A secondary question relates to the planning of such research: Should product biomonitoring protocols plan for reporting of results? Should this issue be addressed in a prestudy protocol, perhaps subject to vetting by an institutional review board (IRB)–like committee with data safety monitoring board (DSMB) oversight? Clearly, product biomonitoring studies without human subjects fall outside the realm of current IRB and DSMB jurisdiction. Given that IRBs and DSMBs are assembled to determine the risks to study participants, product contaminants of questionable risk may be too ambiguous for clear direction. These oversight bodies may thus be placed in a difficult position of interpreting the science behind a particular contaminant in addition to advising the conduct of a research study. Regardless, it would be appropriate for investigators who conduct such studies to explicitly identify in their protocol procedures for handling and reporting results, both expected and unexpected. This may have implications on where and how data will be submitted for publication and use, but will likely help guide the investigators when surprising, incidental findings arise. Hernick et al. (2011) recently described their experience communicating unexpected biomarker results in a population of girls; their model may provide guidance for future research endeavors.

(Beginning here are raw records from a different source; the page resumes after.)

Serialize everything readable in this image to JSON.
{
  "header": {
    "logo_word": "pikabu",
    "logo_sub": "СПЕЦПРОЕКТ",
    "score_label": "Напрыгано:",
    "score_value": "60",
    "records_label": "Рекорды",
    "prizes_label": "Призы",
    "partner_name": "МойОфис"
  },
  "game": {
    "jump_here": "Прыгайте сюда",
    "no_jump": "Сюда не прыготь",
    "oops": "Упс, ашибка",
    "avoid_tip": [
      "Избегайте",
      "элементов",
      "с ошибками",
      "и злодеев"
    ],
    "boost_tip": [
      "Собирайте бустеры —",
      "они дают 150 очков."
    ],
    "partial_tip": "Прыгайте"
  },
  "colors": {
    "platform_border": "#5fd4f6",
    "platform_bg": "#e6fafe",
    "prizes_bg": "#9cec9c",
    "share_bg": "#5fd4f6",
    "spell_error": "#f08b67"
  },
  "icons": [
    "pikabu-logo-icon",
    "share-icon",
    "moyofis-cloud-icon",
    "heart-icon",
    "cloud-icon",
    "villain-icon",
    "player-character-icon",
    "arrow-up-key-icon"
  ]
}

Some people may fear that making product biomonitoring data public might generate alarm or panic among consumers, but research indicates this is unlikely (Altman et al. 2008). Schecter’s research team has already published data on PBDEs in composite food samples (Schecter et al. 2010a) and on bisphenol A in identified, brand-name food products (Schecter et al. 2010b) without apparent widespread panic among the public. In addition, the Food and Drug Administration (FDA) conducts regular market basket studies as part of its Total Diet Study (TDS) (FDA 2010). The TDS does not measure PBDEs (FDA 2009a), but it does measure other chemicals of concern in common consumer food products; results are made public (FDA 2009b), but the FDA does not identify specific brand names of sampled products or their manufacturers in their public data reports. The FDA does, however, pursue regulatory action if warranted by TDS results (Egan 2002).

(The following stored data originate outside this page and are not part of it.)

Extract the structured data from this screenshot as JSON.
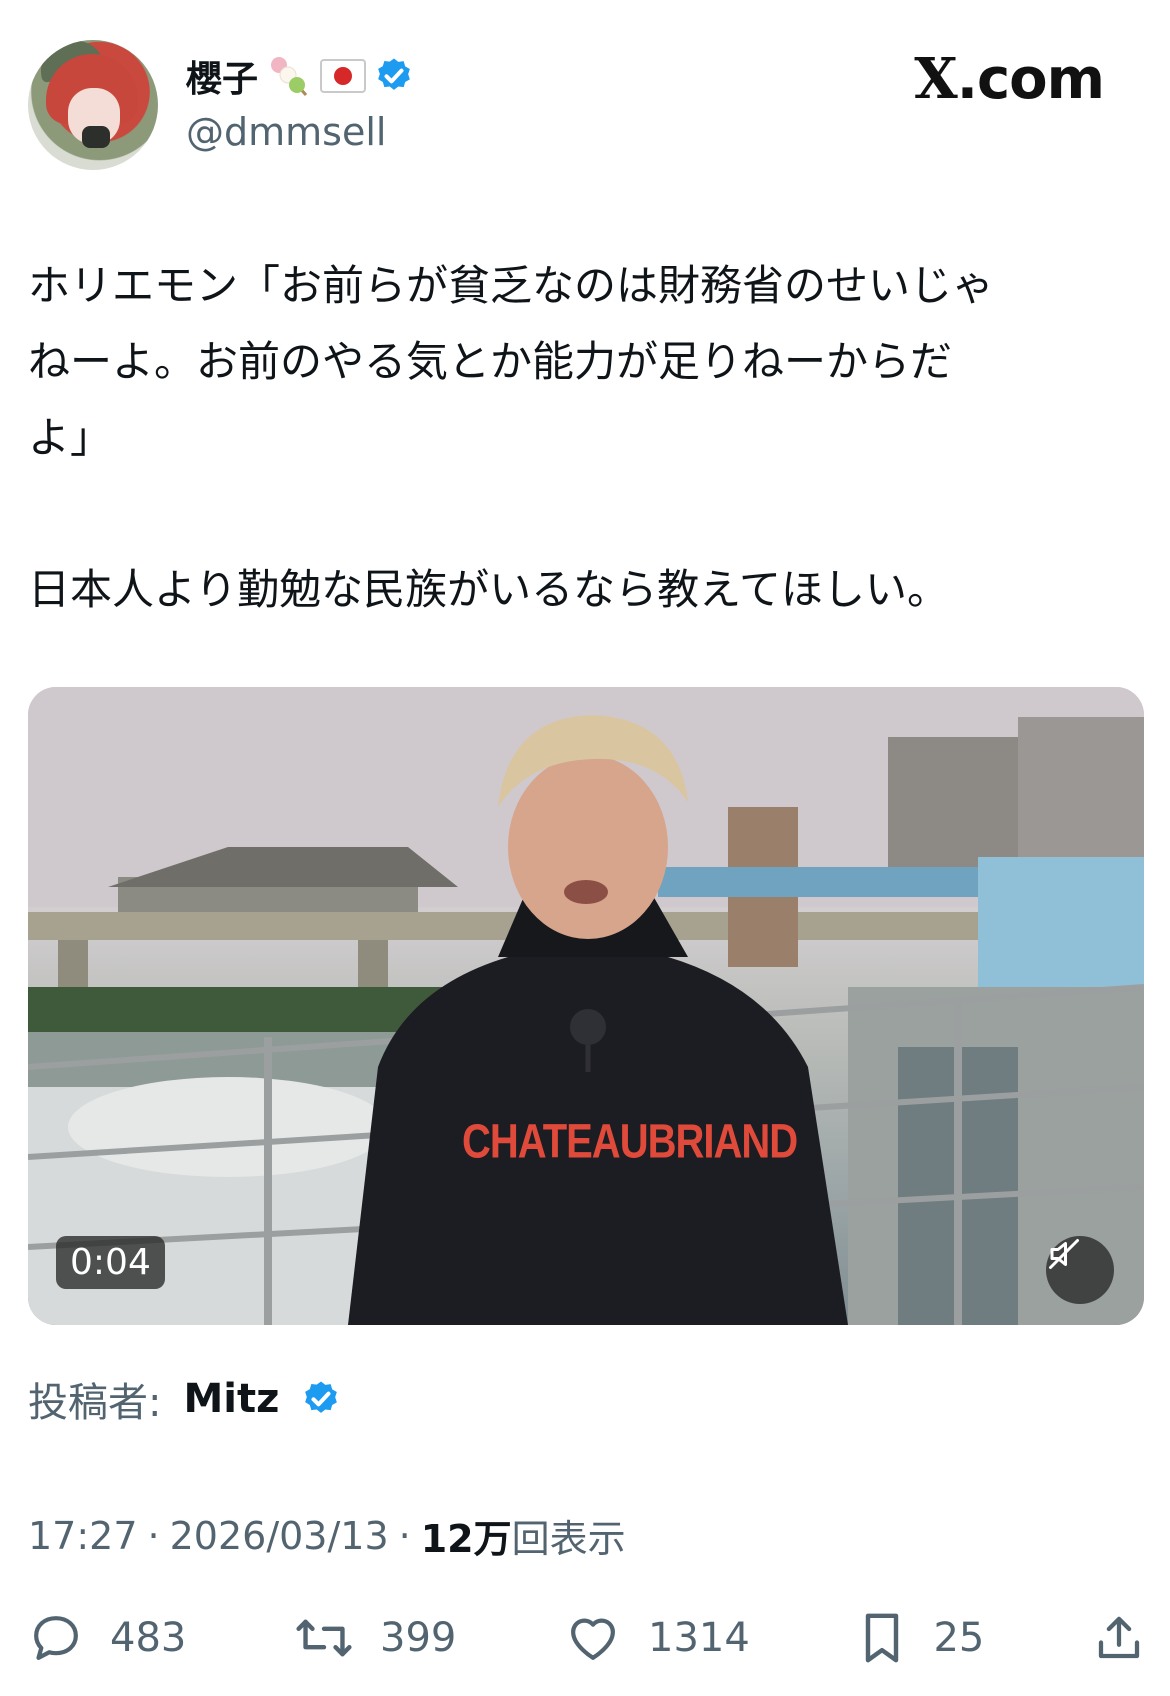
{
  "header": {
    "display_name": "櫻子",
    "handle": "@dmmsell",
    "site": ".com",
    "site_mark": "X",
    "icons": [
      "dango-emoji",
      "japan-flag-emoji",
      "verified-badge-icon"
    ]
  },
  "tweet": {
    "text": "ホリエモン「お前らが貧乏なのは財務省のせいじゃ\nねーよ。お前のやる気とか能力が足りねーからだ\nよ」\n\n日本人より勤勉な民族がいるなら教えてほしい。"
  },
  "media": {
    "type": "video",
    "duration": "0:04",
    "shirt_text": "CHATEAUBRIAND",
    "mute_icon": "speaker-muted-icon"
  },
  "attribution": {
    "label": "投稿者:",
    "name": "Mitz"
  },
  "meta": {
    "time": "17:27",
    "sep": "·",
    "date": "2026/03/13",
    "views_count": "12万",
    "views_label": "回表示"
  },
  "actions": {
    "replies": "483",
    "reposts": "399",
    "likes": "1314",
    "bookmarks": "25"
  },
  "colors": {
    "verified": "#1d9bf0",
    "secondary_text": "#536471",
    "primary_text": "#0f1419"
  }
}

Given the preferences of subjects in environmental exposure studies and the practice of the FDA in the TDS, it is clearly reasonable to make results of product biomonitoring studies public. But should a specific brand-name product or manufacturer be identified? One consideration is whether the product sampled in a study is representative of the totality of that product, or merely a small, inadvertently contaminated production lot. It would be unfair for a single sample to tarnish the reputation of a product without additional data. In addition, the specter of litigation looms over such decisions (Ledford 2008). Reporting of results tied to a specific product or manufacturer may result in an injunction against publication, accompanied by a subpoena for original data or litigation to repeat studies for validation purposes prior to release of results. The journal publishing the paper may also find itself a party to such litigation.

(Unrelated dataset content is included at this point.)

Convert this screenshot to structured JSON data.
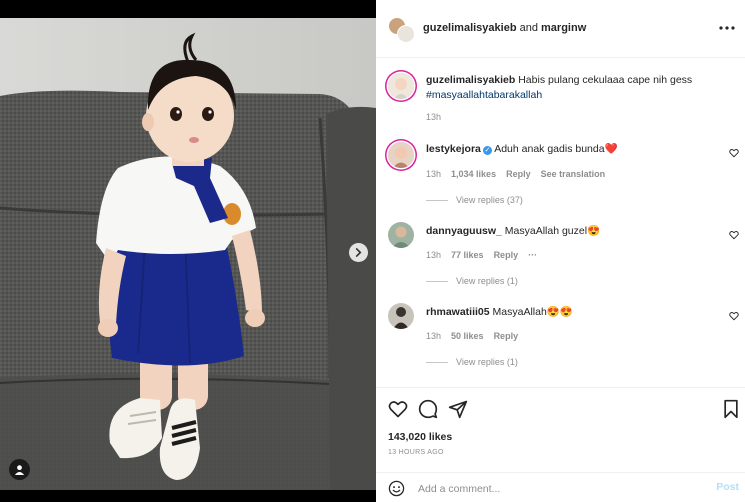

Schecter et al. (2011) indicate that they informed the butter manufacturer of their results. This was clearly a responsible act on their part. Making results public by publishing this important information in an open access journal such as EHP is also appropriate. Product manufacturers should act, of course, in the best interest of the public’s health. The issue of results notification in product biomonitoring studies is worthy of more detailed examination, and consensus among researchers and journals should be a priority.